Mevrouw De Coninck heeft het woord.
Minister, twee weken geleden hebben we dit thema ook behandeld naar aanleiding van een vraag van collega Slootmans in verband met de taalwetgeving in de faciliteitengemeenten. Wat stellen we nu vast? Dat er ondertussen opnieuw een overtreding is geweest, en ditmaal in de gemeente Kraainem. Wat is daar gebeurd? Daar is eveneens sprake van onwettelijke taalregisters, waarbij de gemeente de taal van de inwoners bijhoudt, wat duidelijk ingaat tegen de taalwetgeving en tegen alle ministeriële omzendbrieven van destijds.

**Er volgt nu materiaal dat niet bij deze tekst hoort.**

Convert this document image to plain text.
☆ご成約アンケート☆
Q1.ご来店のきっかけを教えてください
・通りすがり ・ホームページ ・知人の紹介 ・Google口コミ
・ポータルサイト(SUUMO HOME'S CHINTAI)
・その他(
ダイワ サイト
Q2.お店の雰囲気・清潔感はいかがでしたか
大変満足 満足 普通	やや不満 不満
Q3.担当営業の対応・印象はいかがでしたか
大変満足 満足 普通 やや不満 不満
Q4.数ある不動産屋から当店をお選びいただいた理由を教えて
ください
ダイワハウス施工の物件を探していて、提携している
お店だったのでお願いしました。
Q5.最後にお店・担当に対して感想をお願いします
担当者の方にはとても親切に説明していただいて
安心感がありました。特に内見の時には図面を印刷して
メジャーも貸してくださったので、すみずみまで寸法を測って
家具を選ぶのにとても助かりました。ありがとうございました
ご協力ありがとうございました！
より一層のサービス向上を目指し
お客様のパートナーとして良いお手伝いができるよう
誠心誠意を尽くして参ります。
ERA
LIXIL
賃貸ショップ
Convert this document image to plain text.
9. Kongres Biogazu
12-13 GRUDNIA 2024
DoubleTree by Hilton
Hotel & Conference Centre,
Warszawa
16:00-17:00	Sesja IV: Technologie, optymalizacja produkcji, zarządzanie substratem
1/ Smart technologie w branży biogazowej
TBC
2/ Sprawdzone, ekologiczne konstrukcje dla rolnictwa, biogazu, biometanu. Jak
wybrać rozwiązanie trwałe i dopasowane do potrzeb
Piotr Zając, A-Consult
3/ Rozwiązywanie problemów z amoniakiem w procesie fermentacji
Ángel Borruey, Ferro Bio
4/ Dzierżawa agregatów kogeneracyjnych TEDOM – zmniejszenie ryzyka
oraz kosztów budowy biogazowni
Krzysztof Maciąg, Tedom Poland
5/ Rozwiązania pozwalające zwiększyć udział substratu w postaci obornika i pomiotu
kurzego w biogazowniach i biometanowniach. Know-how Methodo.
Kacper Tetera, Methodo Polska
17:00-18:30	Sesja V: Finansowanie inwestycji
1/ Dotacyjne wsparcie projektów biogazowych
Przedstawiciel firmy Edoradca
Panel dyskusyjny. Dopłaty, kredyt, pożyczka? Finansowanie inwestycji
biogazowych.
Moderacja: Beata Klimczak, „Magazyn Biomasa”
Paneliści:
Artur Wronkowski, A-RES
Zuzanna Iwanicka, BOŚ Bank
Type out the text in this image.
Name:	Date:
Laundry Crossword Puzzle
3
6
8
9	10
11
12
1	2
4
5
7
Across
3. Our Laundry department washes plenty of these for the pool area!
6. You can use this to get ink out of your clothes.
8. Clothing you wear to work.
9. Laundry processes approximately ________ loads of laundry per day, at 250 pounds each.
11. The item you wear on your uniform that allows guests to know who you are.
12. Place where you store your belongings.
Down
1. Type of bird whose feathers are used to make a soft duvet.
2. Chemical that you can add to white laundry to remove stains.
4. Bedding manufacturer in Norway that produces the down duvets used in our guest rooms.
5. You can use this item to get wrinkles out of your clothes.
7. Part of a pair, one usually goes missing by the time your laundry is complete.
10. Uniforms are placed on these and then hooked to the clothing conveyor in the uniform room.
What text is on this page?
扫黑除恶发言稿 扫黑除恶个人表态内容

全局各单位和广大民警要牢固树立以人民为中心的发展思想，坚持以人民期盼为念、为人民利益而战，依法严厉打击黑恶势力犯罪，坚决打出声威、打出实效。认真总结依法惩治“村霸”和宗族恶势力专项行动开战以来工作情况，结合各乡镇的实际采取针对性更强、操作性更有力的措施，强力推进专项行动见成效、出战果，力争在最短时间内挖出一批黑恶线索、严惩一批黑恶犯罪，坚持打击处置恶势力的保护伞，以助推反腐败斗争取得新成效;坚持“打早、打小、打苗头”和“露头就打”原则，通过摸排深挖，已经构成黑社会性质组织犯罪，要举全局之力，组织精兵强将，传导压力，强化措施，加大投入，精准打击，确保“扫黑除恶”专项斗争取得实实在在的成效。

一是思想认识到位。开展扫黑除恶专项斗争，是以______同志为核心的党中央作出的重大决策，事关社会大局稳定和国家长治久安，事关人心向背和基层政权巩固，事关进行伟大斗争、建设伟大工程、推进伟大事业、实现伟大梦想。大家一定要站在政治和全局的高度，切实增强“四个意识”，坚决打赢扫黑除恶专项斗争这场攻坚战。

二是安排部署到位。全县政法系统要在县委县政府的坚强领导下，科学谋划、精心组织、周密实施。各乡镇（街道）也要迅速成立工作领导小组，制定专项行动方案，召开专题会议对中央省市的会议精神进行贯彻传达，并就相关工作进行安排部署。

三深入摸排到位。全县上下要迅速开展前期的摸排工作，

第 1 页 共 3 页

De voorzitter van onze lokale N-VA-afdeling, de heer Joost Vanfleteren, heeft in zijn brievenbus bij zijn gemeentelijk mondmasker een Franstalige begeleidingsbrief gekregen. Dat kan niet. De gemeente verwees naar een fout in het taalregistratiesysteem, wat ook onwettelijk is, voor alle duidelijkheid.
Minister, we glijden steeds meer af van het duidelijke principe dat in de faciliteitengemeenten het gebruik van het Frans een uitzondering op de regel is, en ook een tijdelijke uitzondering is. Men begint deze gemeenten de facto als tweetalige gemeenten in te richten.
De coronacrisis kan wat ons betreft alleszins niet gebruikt worden om de taalwetgeving in de taalfaciliteitengemeenten zomaar aan de kant te schuiven. Na het signaal uit de gemeente Drogenbos, dat we op 19 mei in deze commissie hebben besproken, hebben we nu het voorval in Kraainem, een nieuw bewijs dat deze gemeenten de Vlaamse Regering steeds meer uitdagen en bijgevolg de voorschriften vanuit de toezichthoudende overheid zomaar naast zich neerleggen. Een kordaat optreden lijkt dan ook meer dan noodzakelijk.
Minister, kunt u iets meer zeggen over het onderzoek naar het overtreden van de taalwetgeving in Drogenbos? U ging de gouverneur gelasten met dit onderzoek. Is dit ondertussen gebeurd en is er al een timing bekend? Zult u ook in de andere faciliteitengemeenten, zoals Kraainem, onderzoeken of de taalwetgeving correct wordt nageleefd?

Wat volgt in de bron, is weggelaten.